I'd also expect this algorithm to be biased towards regular expressions that are more specific than the user intended them to be, especially for example sets that are small or not very diverse.

__alexs · on Oct 22, 2012

Is a* more or less infinite than .*?

DasIch · on Oct 23, 2012

I intended `a` to mean `a` repeated zero or more times, meaning that `a` defines a language of infinite size as there are an infinite number of strings that match that grammar.

krallja · on Oct 22, 2012

http://en.wikipedia.org/wiki/A*_search_algorithm

__alexs · on Oct 23, 2012

http://en.wikipedia.org/wiki/Aleph_number

songgao · on Oct 22, 2012

The searching space is too large - there are too many combinations to search for. Genetic Programming makes it faster to get a good solution. The solution might not be the optimal one, but it's good enough :-)

wib · on Oct 22, 2012

Cool & handy

tlarkworthy · on Oct 22, 2012

The sledge hammer approach.

enraged_camel · on Oct 22, 2012

I keep getting "server busy". Why share a link if it won't be able to handle the traffic?

ColinWright · on Oct 22, 2012

So, every time you share a link, you always test it first to see if it can handle the load?

Ah, no, looking at your profile you haven't yet ever shared a link. I can only conclude that you find lots and lots of things that you are eager to share with us, but when you rigorously test them you find that they can't handle the load, so you sadly decline to submit them.

Thanks for the feedback. I'll be sure to keep it in mind.

enraged_camel · on Oct 22, 2012

This is a community for geeks. I believe it is a realistic expectation that one should be wary of sharing with tens of thousands of readers sites that run processor-intensive server-side scripts.

(Nice ad hominem, by the way.)

ColinWright · on Oct 22, 2012

This is a community for geeks ( although there are those who claim otherwise: http://news.ycombinator.com/item?id=4681146 ). I believe it is a reasonable expectation that people will want to see things and will understand that sometimes they will need to spread the load. Cutting edge technology sometimes can't handle the load, and geeks will know that, understand, and make allowances. I would have thought that people in this community would want to see new stuff, rather than have it withheld simply because someone thought the server might not be able to handle the load.
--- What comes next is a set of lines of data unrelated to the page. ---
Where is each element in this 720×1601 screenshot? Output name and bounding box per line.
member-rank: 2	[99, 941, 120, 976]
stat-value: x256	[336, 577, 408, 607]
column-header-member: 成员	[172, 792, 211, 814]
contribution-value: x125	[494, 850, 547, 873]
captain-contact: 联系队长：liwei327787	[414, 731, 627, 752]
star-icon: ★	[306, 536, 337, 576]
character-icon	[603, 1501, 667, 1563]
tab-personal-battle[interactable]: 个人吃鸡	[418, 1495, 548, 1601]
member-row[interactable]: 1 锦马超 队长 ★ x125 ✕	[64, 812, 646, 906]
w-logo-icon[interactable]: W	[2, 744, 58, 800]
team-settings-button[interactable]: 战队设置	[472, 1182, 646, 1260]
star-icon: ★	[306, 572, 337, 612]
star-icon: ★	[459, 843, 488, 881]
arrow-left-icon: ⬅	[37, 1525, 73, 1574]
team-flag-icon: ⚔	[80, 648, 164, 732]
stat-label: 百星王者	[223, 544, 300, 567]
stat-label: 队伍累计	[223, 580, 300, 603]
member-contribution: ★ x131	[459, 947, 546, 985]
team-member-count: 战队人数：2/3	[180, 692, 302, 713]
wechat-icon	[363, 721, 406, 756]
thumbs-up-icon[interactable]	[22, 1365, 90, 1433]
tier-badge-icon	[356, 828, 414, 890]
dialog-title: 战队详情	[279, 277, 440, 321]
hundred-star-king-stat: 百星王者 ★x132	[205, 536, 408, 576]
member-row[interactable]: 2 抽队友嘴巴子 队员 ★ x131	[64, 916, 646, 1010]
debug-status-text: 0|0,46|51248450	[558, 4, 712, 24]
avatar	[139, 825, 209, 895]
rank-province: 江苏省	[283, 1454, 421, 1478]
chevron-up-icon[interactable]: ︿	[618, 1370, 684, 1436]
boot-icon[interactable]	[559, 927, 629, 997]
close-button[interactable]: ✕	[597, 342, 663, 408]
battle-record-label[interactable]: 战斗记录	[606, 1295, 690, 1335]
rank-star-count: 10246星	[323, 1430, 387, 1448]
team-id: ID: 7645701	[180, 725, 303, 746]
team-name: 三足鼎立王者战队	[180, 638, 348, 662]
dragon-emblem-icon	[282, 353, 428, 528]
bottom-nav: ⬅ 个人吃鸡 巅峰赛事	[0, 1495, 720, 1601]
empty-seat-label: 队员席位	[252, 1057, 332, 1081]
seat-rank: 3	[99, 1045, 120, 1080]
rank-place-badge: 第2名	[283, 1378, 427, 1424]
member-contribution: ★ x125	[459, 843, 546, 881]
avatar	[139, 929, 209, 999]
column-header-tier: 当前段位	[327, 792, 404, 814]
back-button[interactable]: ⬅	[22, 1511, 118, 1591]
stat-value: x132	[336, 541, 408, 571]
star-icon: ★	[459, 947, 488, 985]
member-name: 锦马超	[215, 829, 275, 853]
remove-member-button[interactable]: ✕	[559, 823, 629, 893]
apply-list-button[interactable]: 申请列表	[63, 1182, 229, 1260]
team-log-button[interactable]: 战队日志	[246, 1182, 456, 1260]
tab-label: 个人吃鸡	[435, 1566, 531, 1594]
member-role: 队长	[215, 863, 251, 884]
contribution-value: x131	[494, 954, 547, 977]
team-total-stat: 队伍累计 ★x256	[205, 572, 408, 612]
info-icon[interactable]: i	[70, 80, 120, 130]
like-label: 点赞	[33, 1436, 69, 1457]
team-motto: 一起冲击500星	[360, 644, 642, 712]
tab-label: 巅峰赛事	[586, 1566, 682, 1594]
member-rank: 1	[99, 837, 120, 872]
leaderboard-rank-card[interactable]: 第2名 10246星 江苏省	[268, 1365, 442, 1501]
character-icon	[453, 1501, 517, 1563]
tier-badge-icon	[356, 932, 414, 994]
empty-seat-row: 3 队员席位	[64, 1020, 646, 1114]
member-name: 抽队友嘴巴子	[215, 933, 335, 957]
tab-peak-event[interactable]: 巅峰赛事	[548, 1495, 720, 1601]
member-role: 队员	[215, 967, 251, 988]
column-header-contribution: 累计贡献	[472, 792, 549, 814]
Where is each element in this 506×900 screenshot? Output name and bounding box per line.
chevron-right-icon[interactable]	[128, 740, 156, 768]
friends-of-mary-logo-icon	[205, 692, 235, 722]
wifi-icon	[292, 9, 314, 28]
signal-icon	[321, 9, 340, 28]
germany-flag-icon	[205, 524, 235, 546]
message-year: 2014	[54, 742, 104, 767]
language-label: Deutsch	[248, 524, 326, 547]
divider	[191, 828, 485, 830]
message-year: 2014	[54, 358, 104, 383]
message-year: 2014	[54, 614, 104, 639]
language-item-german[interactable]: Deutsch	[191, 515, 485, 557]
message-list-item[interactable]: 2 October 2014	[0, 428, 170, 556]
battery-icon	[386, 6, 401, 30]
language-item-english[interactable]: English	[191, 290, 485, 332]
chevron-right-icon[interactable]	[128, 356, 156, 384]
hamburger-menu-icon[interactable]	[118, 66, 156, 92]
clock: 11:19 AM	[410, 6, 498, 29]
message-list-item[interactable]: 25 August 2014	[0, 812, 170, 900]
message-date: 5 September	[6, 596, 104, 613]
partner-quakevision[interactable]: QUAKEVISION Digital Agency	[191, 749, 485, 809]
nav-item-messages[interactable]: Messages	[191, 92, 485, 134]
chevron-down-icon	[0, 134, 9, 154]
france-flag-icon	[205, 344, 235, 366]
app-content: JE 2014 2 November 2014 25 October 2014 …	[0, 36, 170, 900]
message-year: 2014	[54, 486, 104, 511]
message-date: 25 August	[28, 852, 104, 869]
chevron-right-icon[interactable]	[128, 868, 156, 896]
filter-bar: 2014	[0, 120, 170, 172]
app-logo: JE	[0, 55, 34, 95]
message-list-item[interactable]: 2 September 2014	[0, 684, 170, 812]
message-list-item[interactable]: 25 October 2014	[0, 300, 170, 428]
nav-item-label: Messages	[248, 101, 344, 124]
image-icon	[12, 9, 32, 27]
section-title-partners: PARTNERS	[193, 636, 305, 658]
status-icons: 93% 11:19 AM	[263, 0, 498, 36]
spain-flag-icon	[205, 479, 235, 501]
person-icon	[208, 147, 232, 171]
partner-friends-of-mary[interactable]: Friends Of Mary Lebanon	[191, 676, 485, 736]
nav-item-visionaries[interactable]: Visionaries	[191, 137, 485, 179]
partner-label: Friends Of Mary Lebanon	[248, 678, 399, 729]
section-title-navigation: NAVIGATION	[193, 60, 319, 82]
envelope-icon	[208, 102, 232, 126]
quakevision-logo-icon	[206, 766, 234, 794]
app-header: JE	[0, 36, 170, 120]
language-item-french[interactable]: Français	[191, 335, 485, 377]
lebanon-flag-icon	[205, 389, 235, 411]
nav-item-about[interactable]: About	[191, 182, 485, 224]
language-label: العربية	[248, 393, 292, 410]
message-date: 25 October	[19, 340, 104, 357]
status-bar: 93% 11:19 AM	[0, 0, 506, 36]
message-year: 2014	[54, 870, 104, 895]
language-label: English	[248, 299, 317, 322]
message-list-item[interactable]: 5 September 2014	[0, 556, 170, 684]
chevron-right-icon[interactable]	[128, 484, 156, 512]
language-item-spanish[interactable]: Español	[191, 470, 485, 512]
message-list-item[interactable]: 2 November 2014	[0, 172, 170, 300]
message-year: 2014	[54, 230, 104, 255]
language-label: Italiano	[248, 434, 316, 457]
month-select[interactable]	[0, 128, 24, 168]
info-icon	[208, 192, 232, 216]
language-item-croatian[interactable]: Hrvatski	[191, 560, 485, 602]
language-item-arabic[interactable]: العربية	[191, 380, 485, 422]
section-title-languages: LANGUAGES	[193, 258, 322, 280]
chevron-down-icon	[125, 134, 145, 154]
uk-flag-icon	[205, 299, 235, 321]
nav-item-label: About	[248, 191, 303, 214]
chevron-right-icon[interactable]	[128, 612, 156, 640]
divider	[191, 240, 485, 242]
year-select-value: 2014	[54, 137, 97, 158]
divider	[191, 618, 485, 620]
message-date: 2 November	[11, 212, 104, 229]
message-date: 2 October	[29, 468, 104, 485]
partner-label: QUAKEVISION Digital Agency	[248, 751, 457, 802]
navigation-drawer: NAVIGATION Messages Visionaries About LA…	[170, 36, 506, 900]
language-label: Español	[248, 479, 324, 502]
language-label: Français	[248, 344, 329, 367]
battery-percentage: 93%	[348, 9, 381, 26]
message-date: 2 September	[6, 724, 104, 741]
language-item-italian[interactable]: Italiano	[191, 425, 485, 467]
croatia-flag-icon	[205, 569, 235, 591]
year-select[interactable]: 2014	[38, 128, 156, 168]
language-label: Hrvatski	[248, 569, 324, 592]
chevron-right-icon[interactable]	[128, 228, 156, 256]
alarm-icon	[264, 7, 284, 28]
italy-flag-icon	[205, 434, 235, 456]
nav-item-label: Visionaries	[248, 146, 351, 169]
How can one tell if the server is going to be able to handle the load? Perhaps the owners had anticipated that this would be of interest and were ready to handle it?

How could I tell?

I think it's a reasonable expectation in a community of geeks that if you are to level criticism at me, then you should offer alternatives and constructive suggestions, and I look forward to your reply as to what one should do when considering submitting a link like this.

How would you test it?

enraged_camel · on Oct 22, 2012

I didn't give suggestions on how to test it because I figured someone who knows how to automatically generate regular expressions from examples would also know how to test it under load (or that it should be tested before being made public). It should not be that difficult to simulate simple user behavior, especially since the majority of the functionality in this case is tied to (presumably) one method in the code. Run it 100/1,000/10,000 times simultaneously behind the scenes with a bunch of test examples and see if your server vomits. Pretty easy.

Honestly, I'm a bit dismayed that you are challenging me on this. "Load-test your code before releasing it" should be a strict requirement for anything that is submitted here. Otherwise, how are people expected to give feedback? Why is our time being wasted on stuff that does not work?

ColinWright · on Oct 22, 2012

Hmm.

You do realize, do you not, that it's not my code. Or my server. I'm just sharing something I found.